CAT Scan or CT Scan? Where’d the Cat Go?
When I was a kid, I remember hearing that someone who had been seriously injured or might have a serious injury would undergo a CAT scan.
At some point along the way, the CAT Scan seems to have disappeared. I’m not sure exactly when the change happened, but suddenly we started hearing about CT Scans.
At first, I thought it must have always been a CT Scan, but that someone pronounced it like cat. That would sort of make sense, but for the fact that there was definitely a point at which everyone seems to have stopped doing so.
CAT Scan or CT Scan?
The CAT, according to MedicineNet.com, refers to “computerized axial tomography.” It’s a painless X-ray test in which a computer gives doctors cross-section views of a patient’s anatomy. It can reveal both normal and abnormal structures, and, as such, can help diagnose disease, plan the treatment of a disease, or help doctors figure out how well current treatment routines are working.
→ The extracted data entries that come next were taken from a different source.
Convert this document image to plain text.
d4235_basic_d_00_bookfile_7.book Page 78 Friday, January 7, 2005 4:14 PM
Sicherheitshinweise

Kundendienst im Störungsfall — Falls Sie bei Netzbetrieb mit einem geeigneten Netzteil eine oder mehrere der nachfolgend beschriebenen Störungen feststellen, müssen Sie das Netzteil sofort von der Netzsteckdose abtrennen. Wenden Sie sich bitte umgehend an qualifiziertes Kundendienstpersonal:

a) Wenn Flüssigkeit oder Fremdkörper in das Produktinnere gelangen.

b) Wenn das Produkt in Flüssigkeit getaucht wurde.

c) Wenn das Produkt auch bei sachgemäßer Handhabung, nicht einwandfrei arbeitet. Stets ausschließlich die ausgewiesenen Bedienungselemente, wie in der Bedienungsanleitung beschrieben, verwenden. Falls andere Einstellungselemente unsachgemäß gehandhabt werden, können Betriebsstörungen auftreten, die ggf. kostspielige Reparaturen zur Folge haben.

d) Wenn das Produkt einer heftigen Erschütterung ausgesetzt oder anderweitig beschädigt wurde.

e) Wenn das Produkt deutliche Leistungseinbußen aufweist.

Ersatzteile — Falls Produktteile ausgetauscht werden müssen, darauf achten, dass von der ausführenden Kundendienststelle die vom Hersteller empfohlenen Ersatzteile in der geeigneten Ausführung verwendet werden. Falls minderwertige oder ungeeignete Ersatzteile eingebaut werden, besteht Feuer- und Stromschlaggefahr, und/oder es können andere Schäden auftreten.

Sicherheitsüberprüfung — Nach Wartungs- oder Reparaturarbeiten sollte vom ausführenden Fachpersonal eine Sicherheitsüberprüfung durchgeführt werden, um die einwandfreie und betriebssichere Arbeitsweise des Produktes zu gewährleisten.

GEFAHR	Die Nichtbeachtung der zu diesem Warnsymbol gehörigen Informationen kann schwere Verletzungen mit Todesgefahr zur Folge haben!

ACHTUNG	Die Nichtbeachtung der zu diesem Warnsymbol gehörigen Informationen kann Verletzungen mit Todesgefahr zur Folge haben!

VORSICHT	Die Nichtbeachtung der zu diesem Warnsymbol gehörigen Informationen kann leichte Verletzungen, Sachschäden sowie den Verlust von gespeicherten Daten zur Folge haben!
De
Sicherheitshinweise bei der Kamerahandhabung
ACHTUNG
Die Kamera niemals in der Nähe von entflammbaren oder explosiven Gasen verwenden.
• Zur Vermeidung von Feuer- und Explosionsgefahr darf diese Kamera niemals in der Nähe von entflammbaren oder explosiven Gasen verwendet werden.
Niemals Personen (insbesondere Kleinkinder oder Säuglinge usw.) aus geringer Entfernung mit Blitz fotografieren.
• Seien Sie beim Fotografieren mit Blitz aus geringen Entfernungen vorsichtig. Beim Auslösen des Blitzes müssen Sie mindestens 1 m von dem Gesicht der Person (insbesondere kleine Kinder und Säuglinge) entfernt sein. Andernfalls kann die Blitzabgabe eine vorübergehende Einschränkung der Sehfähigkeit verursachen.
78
Sometimes a dye is used to help certain things show up better during the test, which records images from various angles to create a three-dimensional view.
The CT, on the other hand, refers to computerized tomography. Other than the disappearance of axial in the name, a CT Scan and a CAT Scan are the same thing.
One of the biggest questions about the CT Scan is its safety. It does, after all, rely on X-rays, which means radiation.
The Mayo Clinic offers this:
At the low doses of radiation a CT scan uses, your risk of developing cancer from it is so small that it can’t be reliably measured. Because of the possibility of an increased risk, however, the American College of Radiology advises that no imaging exam be done unless there is a clear medical benefit.
Well that clears it right up, doesn’t it?